DDoS Attacks Explained
By A. Northam • Published: 2 March 2026 • Updated: 2 March 2026
A Distributed Denial of Service (DDoS) attack attempts to make an online service unavailable by overwhelming it with traffic or requests from many sources at once.
Unlike many attacks that focus on stealing data, DDoS attacks primarily target availability.
What “denial of service” means
A service is “denied” when legitimate users can’t access it reliably. This can happen when systems are overloaded, upstream network capacity is saturated, or application resources are exhausted.
This maps directly to the CIA Triad, where availability is one of the core protection objectives.
Why DDoS attacks happen
Common motivations include:
- Extortion: attackers demand payment to stop disruption
- Disruption: targeting competitors, organizations, or public services
- Distraction: creating noise while other activity occurs elsewhere
- Ideological motives: protest or sabotage campaigns
Common categories of DDoS attacks (conceptual)
1) Volumetric attacks
These aim to saturate bandwidth or upstream capacity using extremely high traffic volume.
2) Protocol-based attacks
These target network or transport-layer behaviors to exhaust infrastructure resources (such as connection handling).

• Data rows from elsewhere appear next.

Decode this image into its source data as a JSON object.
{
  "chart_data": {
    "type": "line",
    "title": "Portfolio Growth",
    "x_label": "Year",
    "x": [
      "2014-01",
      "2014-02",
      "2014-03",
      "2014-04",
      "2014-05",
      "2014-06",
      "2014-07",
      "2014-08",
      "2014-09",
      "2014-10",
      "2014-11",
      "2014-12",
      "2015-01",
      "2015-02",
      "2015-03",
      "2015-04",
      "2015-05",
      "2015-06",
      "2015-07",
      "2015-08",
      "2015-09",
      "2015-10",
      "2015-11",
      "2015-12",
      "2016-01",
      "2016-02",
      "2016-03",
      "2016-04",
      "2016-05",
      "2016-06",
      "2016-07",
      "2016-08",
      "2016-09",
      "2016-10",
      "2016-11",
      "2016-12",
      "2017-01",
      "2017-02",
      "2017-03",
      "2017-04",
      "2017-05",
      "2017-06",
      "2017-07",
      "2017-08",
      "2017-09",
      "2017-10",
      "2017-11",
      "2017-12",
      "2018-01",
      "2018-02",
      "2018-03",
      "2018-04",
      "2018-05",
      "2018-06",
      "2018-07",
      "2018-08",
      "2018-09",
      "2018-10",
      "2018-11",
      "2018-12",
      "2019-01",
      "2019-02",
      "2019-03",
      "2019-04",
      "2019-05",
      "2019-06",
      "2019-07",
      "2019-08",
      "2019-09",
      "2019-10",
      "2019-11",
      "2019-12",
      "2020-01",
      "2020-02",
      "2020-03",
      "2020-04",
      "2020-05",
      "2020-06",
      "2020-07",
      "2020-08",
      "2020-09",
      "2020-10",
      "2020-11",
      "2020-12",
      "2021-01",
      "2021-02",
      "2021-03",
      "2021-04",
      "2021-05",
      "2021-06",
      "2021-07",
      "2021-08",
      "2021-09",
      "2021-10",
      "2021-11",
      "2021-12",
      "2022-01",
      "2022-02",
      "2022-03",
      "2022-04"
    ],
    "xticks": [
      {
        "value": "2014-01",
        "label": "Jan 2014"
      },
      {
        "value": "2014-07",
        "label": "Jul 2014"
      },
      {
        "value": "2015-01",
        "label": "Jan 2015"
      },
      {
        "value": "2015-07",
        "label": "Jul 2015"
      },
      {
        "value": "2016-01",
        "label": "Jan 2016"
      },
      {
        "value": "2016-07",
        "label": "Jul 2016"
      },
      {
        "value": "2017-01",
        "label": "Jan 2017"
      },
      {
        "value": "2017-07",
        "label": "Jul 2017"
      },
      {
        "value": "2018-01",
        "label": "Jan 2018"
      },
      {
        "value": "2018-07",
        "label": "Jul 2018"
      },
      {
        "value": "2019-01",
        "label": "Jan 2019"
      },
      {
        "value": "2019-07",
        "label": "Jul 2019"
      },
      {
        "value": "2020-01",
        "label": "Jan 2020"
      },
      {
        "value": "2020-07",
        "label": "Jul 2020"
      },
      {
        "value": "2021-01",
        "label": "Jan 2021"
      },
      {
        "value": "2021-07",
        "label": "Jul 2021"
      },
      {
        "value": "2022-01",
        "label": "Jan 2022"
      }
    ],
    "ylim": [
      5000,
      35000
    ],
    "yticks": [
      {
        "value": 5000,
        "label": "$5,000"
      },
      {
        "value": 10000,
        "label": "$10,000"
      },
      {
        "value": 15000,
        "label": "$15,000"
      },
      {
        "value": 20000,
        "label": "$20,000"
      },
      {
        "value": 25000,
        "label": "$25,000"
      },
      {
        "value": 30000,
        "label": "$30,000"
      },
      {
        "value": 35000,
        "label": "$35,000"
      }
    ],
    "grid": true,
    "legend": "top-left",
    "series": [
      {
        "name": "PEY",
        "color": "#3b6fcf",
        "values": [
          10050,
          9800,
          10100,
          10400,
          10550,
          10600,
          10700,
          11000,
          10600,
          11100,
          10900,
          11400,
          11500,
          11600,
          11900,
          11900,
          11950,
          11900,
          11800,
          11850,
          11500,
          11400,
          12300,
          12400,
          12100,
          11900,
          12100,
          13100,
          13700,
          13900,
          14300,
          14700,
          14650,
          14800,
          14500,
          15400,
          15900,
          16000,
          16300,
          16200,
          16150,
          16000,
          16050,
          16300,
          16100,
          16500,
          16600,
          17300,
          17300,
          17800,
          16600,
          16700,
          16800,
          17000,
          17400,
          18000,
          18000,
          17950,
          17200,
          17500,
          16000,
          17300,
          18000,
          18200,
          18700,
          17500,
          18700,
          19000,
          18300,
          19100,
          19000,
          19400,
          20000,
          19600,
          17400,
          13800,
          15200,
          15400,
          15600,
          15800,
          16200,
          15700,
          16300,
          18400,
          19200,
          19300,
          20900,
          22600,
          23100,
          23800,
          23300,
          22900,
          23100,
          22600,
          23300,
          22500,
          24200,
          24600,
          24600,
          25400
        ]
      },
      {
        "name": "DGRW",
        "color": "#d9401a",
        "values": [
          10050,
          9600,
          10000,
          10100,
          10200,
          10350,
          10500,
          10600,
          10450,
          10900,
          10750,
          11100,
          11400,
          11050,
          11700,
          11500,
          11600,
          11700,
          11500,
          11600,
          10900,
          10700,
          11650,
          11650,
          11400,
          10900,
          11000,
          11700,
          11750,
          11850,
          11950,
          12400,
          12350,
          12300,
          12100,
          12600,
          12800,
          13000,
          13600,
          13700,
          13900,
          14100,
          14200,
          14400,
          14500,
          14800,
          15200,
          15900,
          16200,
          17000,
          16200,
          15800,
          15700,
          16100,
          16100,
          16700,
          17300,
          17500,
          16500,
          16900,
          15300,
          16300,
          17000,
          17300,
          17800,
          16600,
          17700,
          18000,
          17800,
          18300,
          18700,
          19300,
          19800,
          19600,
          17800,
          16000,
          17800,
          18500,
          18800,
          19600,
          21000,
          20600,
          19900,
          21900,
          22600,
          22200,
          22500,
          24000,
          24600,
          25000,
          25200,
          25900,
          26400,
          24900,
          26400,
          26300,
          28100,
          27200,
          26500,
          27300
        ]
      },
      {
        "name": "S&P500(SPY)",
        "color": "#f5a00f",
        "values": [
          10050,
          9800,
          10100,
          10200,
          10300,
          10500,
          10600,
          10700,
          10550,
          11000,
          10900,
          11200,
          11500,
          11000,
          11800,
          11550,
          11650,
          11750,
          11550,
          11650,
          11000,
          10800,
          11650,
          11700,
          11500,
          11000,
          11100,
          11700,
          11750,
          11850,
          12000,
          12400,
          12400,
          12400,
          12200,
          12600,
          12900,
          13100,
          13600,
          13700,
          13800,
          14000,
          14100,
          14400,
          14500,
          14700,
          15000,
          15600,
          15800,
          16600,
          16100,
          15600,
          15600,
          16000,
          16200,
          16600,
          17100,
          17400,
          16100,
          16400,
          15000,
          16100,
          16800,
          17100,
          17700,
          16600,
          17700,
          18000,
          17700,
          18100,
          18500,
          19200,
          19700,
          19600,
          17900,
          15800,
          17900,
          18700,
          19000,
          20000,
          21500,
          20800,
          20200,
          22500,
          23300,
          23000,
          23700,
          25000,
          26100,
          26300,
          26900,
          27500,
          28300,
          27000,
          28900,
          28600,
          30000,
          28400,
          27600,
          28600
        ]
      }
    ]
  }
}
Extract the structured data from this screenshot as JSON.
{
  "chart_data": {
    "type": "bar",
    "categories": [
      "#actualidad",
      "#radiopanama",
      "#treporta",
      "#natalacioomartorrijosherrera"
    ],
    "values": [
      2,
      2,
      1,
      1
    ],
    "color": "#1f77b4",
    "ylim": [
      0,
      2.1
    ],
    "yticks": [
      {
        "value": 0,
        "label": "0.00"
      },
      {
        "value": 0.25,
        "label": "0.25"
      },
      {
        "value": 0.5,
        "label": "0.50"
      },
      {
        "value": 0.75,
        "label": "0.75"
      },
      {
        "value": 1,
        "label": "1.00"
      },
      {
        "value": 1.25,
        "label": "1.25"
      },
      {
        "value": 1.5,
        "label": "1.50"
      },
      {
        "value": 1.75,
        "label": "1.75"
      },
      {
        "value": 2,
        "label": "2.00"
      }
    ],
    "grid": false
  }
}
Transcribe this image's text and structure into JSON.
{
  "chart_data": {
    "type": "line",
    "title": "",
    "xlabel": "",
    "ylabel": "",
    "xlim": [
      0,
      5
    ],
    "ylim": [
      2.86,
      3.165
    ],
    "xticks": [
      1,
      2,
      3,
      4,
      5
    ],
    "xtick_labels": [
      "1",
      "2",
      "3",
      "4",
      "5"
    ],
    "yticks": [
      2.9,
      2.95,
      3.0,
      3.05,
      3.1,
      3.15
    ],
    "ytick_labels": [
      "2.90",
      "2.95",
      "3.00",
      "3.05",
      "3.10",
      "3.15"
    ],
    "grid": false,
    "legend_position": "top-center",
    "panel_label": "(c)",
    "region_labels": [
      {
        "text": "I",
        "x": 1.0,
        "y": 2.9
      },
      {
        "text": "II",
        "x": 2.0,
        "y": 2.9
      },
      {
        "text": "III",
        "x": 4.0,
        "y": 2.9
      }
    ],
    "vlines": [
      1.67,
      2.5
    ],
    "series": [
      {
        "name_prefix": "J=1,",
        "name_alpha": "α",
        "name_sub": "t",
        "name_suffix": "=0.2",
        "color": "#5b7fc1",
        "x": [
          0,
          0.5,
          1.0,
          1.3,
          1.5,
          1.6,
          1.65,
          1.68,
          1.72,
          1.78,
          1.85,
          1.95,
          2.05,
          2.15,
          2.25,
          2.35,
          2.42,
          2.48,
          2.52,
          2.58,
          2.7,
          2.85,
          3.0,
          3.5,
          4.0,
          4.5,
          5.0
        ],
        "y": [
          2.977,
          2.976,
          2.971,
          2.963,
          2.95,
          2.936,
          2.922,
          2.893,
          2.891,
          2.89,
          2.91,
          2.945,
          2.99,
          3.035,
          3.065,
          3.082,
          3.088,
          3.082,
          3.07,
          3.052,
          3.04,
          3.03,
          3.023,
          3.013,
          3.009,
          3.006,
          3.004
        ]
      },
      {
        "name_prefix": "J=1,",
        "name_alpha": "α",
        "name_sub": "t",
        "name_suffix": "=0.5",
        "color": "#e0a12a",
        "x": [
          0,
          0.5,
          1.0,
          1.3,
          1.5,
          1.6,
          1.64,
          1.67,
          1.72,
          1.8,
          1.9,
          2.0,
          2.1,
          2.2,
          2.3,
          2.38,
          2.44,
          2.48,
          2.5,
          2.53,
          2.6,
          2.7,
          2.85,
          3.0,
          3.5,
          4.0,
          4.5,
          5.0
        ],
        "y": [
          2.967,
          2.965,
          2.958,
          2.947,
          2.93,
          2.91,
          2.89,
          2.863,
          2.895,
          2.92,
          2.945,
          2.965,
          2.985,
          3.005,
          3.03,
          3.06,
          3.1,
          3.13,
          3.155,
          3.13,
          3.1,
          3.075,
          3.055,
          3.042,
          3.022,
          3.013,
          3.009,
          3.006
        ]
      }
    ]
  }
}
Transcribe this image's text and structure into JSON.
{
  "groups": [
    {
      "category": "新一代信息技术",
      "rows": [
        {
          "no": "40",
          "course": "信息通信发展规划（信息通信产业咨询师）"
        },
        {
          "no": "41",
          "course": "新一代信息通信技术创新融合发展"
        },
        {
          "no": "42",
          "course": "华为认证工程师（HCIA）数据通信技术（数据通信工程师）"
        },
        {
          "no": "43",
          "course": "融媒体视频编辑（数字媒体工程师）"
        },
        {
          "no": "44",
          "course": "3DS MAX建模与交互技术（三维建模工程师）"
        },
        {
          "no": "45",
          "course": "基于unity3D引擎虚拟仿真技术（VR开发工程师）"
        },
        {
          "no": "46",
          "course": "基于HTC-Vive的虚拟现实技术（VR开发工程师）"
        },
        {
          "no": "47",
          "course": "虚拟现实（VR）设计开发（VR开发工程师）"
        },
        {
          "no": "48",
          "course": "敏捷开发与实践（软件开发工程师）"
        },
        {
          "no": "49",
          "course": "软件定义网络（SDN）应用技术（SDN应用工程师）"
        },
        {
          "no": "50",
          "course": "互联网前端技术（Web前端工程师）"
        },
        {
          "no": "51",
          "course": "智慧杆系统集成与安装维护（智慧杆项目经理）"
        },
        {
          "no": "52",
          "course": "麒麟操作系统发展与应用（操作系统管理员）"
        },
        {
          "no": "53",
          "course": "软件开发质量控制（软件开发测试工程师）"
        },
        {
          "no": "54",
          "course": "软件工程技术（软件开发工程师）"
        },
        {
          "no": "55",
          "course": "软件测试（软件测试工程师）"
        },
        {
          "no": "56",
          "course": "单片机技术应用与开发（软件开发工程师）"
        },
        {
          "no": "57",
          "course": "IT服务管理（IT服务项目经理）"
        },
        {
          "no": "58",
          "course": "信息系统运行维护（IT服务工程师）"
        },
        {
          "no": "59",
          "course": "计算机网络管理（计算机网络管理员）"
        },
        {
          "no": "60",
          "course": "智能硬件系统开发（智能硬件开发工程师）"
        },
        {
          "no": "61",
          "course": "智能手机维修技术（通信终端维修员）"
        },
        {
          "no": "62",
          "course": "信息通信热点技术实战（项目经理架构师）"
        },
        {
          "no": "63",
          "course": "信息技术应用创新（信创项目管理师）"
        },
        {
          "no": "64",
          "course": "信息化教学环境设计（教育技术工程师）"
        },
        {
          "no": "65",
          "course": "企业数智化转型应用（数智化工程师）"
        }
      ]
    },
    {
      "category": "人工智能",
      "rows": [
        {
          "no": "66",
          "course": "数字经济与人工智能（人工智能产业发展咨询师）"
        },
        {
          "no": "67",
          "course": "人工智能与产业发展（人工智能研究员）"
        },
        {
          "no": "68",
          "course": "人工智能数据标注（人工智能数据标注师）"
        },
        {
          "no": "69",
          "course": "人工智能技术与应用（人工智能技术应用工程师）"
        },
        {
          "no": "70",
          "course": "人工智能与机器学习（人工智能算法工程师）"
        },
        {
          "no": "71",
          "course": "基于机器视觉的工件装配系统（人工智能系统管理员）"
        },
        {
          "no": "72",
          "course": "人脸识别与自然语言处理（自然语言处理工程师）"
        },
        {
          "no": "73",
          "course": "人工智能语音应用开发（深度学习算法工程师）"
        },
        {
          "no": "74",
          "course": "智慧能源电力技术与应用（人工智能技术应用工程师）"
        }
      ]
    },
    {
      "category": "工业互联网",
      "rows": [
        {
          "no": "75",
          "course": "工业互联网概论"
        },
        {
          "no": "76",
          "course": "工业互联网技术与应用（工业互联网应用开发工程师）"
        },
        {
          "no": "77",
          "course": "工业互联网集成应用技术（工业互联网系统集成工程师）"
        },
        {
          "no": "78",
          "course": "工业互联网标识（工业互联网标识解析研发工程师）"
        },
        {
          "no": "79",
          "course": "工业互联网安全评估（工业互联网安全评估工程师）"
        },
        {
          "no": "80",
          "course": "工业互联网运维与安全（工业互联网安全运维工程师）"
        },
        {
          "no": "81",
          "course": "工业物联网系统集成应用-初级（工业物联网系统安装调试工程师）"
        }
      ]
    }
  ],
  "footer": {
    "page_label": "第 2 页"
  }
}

3) Application-layer attacks
These attempt to overwhelm the application itself by sending large numbers of requests that are expensive for the application to process.
Important note: DDoS discussions often include technical mechanics. This page stays focused on outcomes and defensive principles, not attack execution.
Business impact
Even short disruptions can create cascading effects:
- Lost revenue and failed transactions
- Customer trust and reputational damage
- Operational disruption and support load
- SLA penalties and contractual consequences
How DDoS defense works at a high level
Effective DDoS defense is typically layered:
- Capacity and redundancy: avoiding single choke points
- Traffic filtering: blocking malicious traffic patterns
- Rate limiting: limiting abusive request volumes
- Monitoring and detection: identifying abnormal traffic quickly
- Response playbooks: clear procedures when disruption occurs
These map cleanly to the broader security control categories:
- Preventive: filtering and rate controls
- Detective: monitoring and alerting
- Corrective: incident response and recovery steps
See: Security Controls Taxonomy and Defense in Depth Explained.
DDoS and risk management
DDoS is best treated as a risk scenario where the key question is:
How much downtime can the organization tolerate, and what is the acceptable cost to reduce that risk?
See: Risk Management in Digital Security.
Key takeaway
DDoS attacks are availability attacks. The strongest defenses combine layered controls, monitoring, and operational readiness — not a single product.
This article is provided for educational purposes only and does not constitute legal, compliance, or professional security advice.